Сибирский рассказ. Выпуск II
ОТ СОСТАВИТЕЛЯ
Первый выпуск сборника «Сибирский рассказ» состоялся в 1975 году. Книга быстро разошлась, снискала добрые отзывы читателей и прессы и тем самым лишний раз опровергла бытующее у иных людей мнение, что рассказ как жанр пришел к упадку и растерял своих почитателей и мастеров. В один томик не удалось тогда вместить все отобранное, за бортом сборника осталось немало талантливых произведений. Кроме того, за истекшие два — два с половиной года в печати появились новые рассказы о Сибири. Эти обстоятельства и побудили составителя приняться за следующий сборник.
Замысел книги в общих чертах такой же, как и в первом выпуске: продолжить знакомство читателей с наиболее интересными и яркими произведениями «малого жанра» 60-х — 70-х годов, отражающих жизнь современной Сибири. Рассказы подбирались с таким расчетом, чтобы в сборнике нашли свое отражение события и перемены на сибирской земле за два последних десятилетия: новостройки, целина, будни первопроходцев, жизнь рабочих поселков и деревень, роль научной и технической интеллигенции в освоении Сибири.

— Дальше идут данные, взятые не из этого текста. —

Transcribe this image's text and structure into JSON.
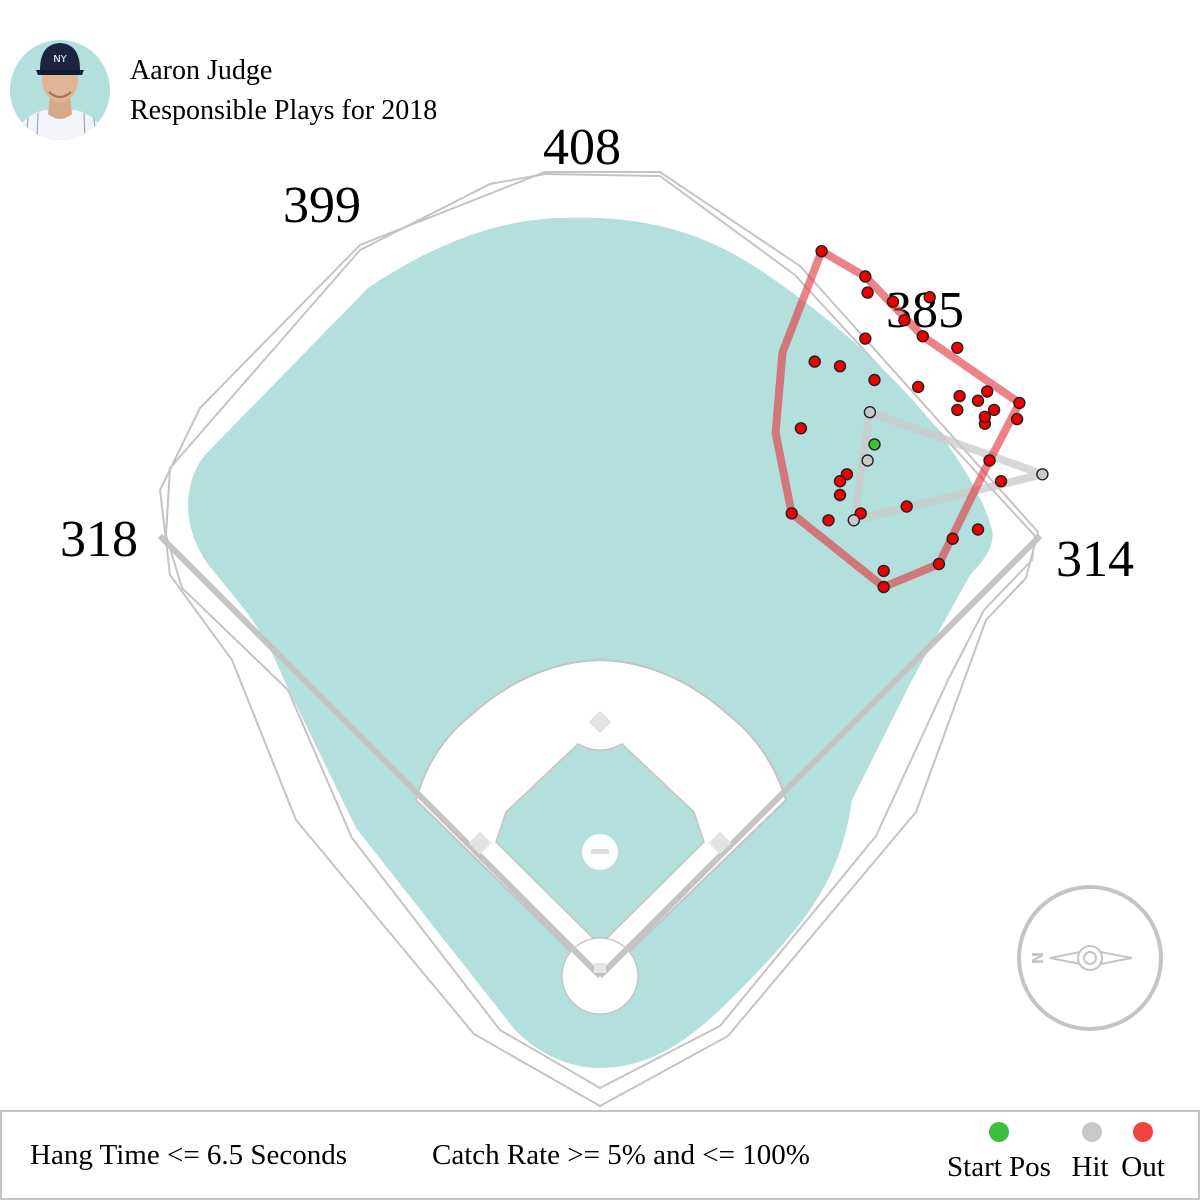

На всем протяжении этого огромного края лес зовется тайгой, климат суров, люди трудятся подчас в малообжитых районах, отсюда общность проблем и неизбежная острота взаимоотношений «человек — природа».

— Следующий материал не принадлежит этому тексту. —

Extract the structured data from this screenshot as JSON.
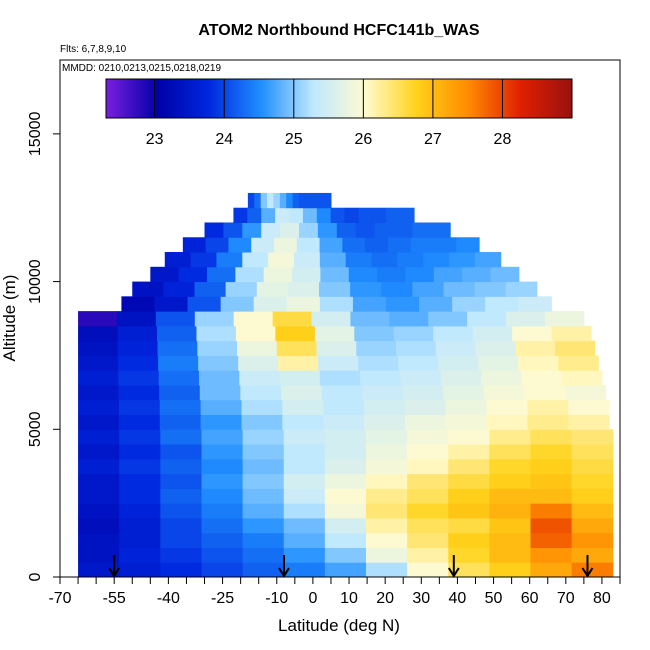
{
  "chart_data": {
    "type": "heatmap",
    "title": "ATOM2 Northbound HCFC141b_WAS",
    "flights_label": "Flts: 6,7,8,9,10",
    "dates_label": "MMDD: 0210,0213,0215,0218,0219",
    "xlabel": "Latitude (deg N)",
    "ylabel": "Altitude (m)",
    "xlim": [
      -70,
      85
    ],
    "ylim": [
      0,
      17500
    ],
    "x_ticks": [
      -70,
      -55,
      -40,
      -25,
      -10,
      0,
      10,
      20,
      30,
      40,
      50,
      60,
      70,
      80
    ],
    "x_minor_ticks": [
      -65,
      -60,
      -50,
      -45,
      -35,
      -30,
      -20,
      -15,
      -5,
      5,
      15,
      25,
      35,
      45,
      55,
      65,
      75,
      85
    ],
    "y_ticks": [
      0,
      5000,
      10000,
      15000
    ],
    "colorbar": {
      "min": 22.3,
      "max": 29.0,
      "ticks": [
        23,
        24,
        25,
        26,
        27,
        28
      ],
      "colors": [
        "#7a1fe0",
        "#0000a8",
        "#0028e0",
        "#1f8fff",
        "#bfe8ff",
        "#fffbd0",
        "#ffd21a",
        "#ff8a00",
        "#e02000",
        "#9a1010"
      ]
    },
    "profile_markers_lat": [
      -55,
      -8,
      39,
      76
    ],
    "altitude_bins": [
      {
        "alt": 0,
        "lat_min": -65,
        "lat_max": 83,
        "values": [
          23.5,
          23.6,
          23.8,
          24.0,
          24.2,
          24.4,
          24.7,
          25.2,
          26.0,
          26.5,
          26.8,
          27.2,
          27.6
        ]
      },
      {
        "alt": 500,
        "lat_min": -65,
        "lat_max": 83,
        "values": [
          23.4,
          23.7,
          23.9,
          24.1,
          24.3,
          24.6,
          25.0,
          25.8,
          26.2,
          26.7,
          27.0,
          27.4,
          27.2
        ]
      },
      {
        "alt": 1000,
        "lat_min": -65,
        "lat_max": 83,
        "values": [
          23.4,
          23.6,
          24.0,
          24.2,
          24.4,
          24.8,
          25.3,
          26.0,
          26.4,
          26.8,
          27.0,
          27.8,
          27.4
        ]
      },
      {
        "alt": 1500,
        "lat_min": -65,
        "lat_max": 83,
        "values": [
          23.3,
          23.6,
          24.0,
          24.3,
          24.6,
          24.9,
          25.5,
          26.2,
          26.5,
          26.6,
          26.9,
          27.9,
          27.2
        ]
      },
      {
        "alt": 2000,
        "lat_min": -65,
        "lat_max": 83,
        "values": [
          23.4,
          23.7,
          24.1,
          24.4,
          24.8,
          25.2,
          25.9,
          26.4,
          26.7,
          26.9,
          27.1,
          27.6,
          27.0
        ]
      },
      {
        "alt": 2500,
        "lat_min": -65,
        "lat_max": 83,
        "values": [
          23.5,
          23.8,
          24.2,
          24.5,
          24.9,
          25.4,
          26.0,
          26.3,
          26.5,
          26.8,
          27.0,
          27.0,
          26.8
        ]
      },
      {
        "alt": 3000,
        "lat_min": -65,
        "lat_max": 83,
        "values": [
          23.5,
          23.8,
          24.1,
          24.6,
          25.0,
          25.5,
          25.8,
          26.1,
          26.4,
          26.6,
          26.8,
          26.9,
          26.7
        ]
      },
      {
        "alt": 3500,
        "lat_min": -65,
        "lat_max": 83,
        "values": [
          23.6,
          23.9,
          24.2,
          24.5,
          24.9,
          25.3,
          25.6,
          25.9,
          26.1,
          26.4,
          26.7,
          26.8,
          26.6
        ]
      },
      {
        "alt": 4000,
        "lat_min": -65,
        "lat_max": 83,
        "values": [
          23.5,
          23.8,
          24.1,
          24.6,
          25.0,
          25.3,
          25.5,
          25.8,
          26.0,
          26.2,
          26.5,
          26.7,
          26.5
        ]
      },
      {
        "alt": 4500,
        "lat_min": -65,
        "lat_max": 83,
        "values": [
          23.6,
          23.9,
          24.3,
          24.7,
          25.1,
          25.4,
          25.5,
          25.7,
          25.9,
          26.0,
          26.3,
          26.5,
          26.4
        ]
      },
      {
        "alt": 5000,
        "lat_min": -65,
        "lat_max": 82,
        "values": [
          23.5,
          23.8,
          24.2,
          24.6,
          25.0,
          25.3,
          25.4,
          25.6,
          25.8,
          25.9,
          26.1,
          26.3,
          26.2
        ]
      },
      {
        "alt": 5500,
        "lat_min": -65,
        "lat_max": 82,
        "values": [
          23.6,
          23.9,
          24.3,
          24.8,
          25.2,
          25.5,
          25.3,
          25.5,
          25.6,
          25.8,
          26.0,
          26.2,
          26.0
        ]
      },
      {
        "alt": 6000,
        "lat_min": -65,
        "lat_max": 81,
        "values": [
          23.5,
          23.8,
          24.2,
          24.9,
          25.3,
          25.6,
          25.3,
          25.4,
          25.5,
          25.7,
          25.9,
          26.0,
          25.9
        ]
      },
      {
        "alt": 6500,
        "lat_min": -65,
        "lat_max": 80,
        "values": [
          23.6,
          23.9,
          24.3,
          24.9,
          25.4,
          25.5,
          25.2,
          25.3,
          25.4,
          25.6,
          25.8,
          26.0,
          26.1
        ]
      },
      {
        "alt": 7000,
        "lat_min": -65,
        "lat_max": 79,
        "values": [
          23.5,
          23.8,
          24.4,
          25.0,
          25.6,
          26.2,
          25.4,
          25.2,
          25.3,
          25.5,
          25.7,
          26.1,
          26.3
        ]
      },
      {
        "alt": 7500,
        "lat_min": -65,
        "lat_max": 78,
        "values": [
          23.4,
          23.7,
          24.3,
          25.1,
          25.8,
          26.5,
          25.6,
          25.1,
          25.2,
          25.4,
          25.6,
          26.2,
          26.4
        ]
      },
      {
        "alt": 8000,
        "lat_min": -65,
        "lat_max": 77,
        "values": [
          23.3,
          23.6,
          24.2,
          25.2,
          26.0,
          26.8,
          25.7,
          25.0,
          25.1,
          25.3,
          25.5,
          26.0,
          26.2
        ]
      },
      {
        "alt": 8500,
        "lat_min": -65,
        "lat_max": 75,
        "values": [
          22.8,
          23.4,
          24.1,
          25.1,
          26.0,
          26.6,
          25.5,
          24.9,
          24.8,
          25.0,
          25.3,
          25.6,
          25.8
        ]
      },
      {
        "alt": 9000,
        "lat_min": -53,
        "lat_max": 66,
        "values": [
          23.2,
          23.5,
          24.1,
          25.0,
          25.6,
          25.8,
          25.2,
          24.7,
          24.6,
          24.8,
          25.1,
          25.3,
          25.4
        ]
      },
      {
        "alt": 9500,
        "lat_min": -50,
        "lat_max": 62,
        "values": [
          23.4,
          23.7,
          24.2,
          25.1,
          25.7,
          25.6,
          25.0,
          24.6,
          24.5,
          24.7,
          24.9,
          25.0,
          25.1
        ]
      },
      {
        "alt": 10000,
        "lat_min": -45,
        "lat_max": 57,
        "values": [
          23.5,
          23.8,
          24.3,
          25.2,
          25.8,
          25.5,
          24.9,
          24.5,
          24.4,
          24.5,
          24.7,
          24.8,
          24.9
        ]
      },
      {
        "alt": 10500,
        "lat_min": -41,
        "lat_max": 52,
        "values": [
          23.6,
          23.9,
          24.4,
          25.3,
          25.9,
          25.4,
          24.8,
          24.4,
          24.3,
          24.4,
          24.5,
          24.6,
          24.7
        ]
      },
      {
        "alt": 11000,
        "lat_min": -36,
        "lat_max": 46,
        "values": [
          23.7,
          24.0,
          24.5,
          25.4,
          25.8,
          25.3,
          24.7,
          24.3,
          24.2,
          24.3,
          24.4,
          24.4,
          24.5
        ]
      },
      {
        "alt": 11500,
        "lat_min": -30,
        "lat_max": 38,
        "values": [
          23.8,
          24.1,
          24.6,
          25.4,
          25.6,
          25.1,
          24.6,
          24.2,
          24.1,
          24.2,
          24.2,
          24.3,
          24.3
        ]
      },
      {
        "alt": 12000,
        "lat_min": -22,
        "lat_max": 28,
        "values": [
          23.9,
          24.2,
          24.8,
          25.4,
          25.3,
          24.9,
          24.5,
          24.1,
          24.0,
          24.1,
          24.1,
          24.2,
          24.2
        ]
      },
      {
        "alt": 12500,
        "lat_min": -18,
        "lat_max": 5,
        "values": [
          24.0,
          24.3,
          25.0,
          25.3,
          25.1,
          24.8,
          24.5,
          24.2,
          24.1,
          24.1,
          24.1,
          24.1,
          24.1
        ]
      }
    ]
  }
}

Рассказы подбирались с таким расчетом, чтобы перед читателем прошли также люди разных профессий, судеб и характеров, носители добрых и дурных душевных качеств, и каждый из этих людей привнес бы свой штрих в групповой психологический портрет сибиряка-современника, человека труда, знакомство с которым началось в первом выпуске «Сибирского рассказа».
Предпринята попытка расширить географию авторов — за счет писателей, чьи книги пока еще не дошли до широких масс сибирского читателя, либо за счет писателей весьма известных, но не писавших прежде о Сибири.
Таковы в общих чертах принципы, которыми руководствовался составитель этой книги.
Е. Городецкий
Виктор Астафьев
ИГРА
В далеком уже теперь и воистину босоногом детстве мы много играли. Я смотрю на нынешних ребятишек, особенно на подростков, и диву даюсь — они не знают, куда себя девать. А нам не хватало дня для игр, и нас загоняли домой поздним вечером почти насильственно.
Их было много, этих игр, самых разнообразных. И все они требовали ловкости, силы, терпенья. Но были игры суровые, как бы испытывающие будущего человека на прочность. Среди них, может быть, самая беспощадная и угрюмая игра — кол, придуманная, должно быть, еще пещерными детьми.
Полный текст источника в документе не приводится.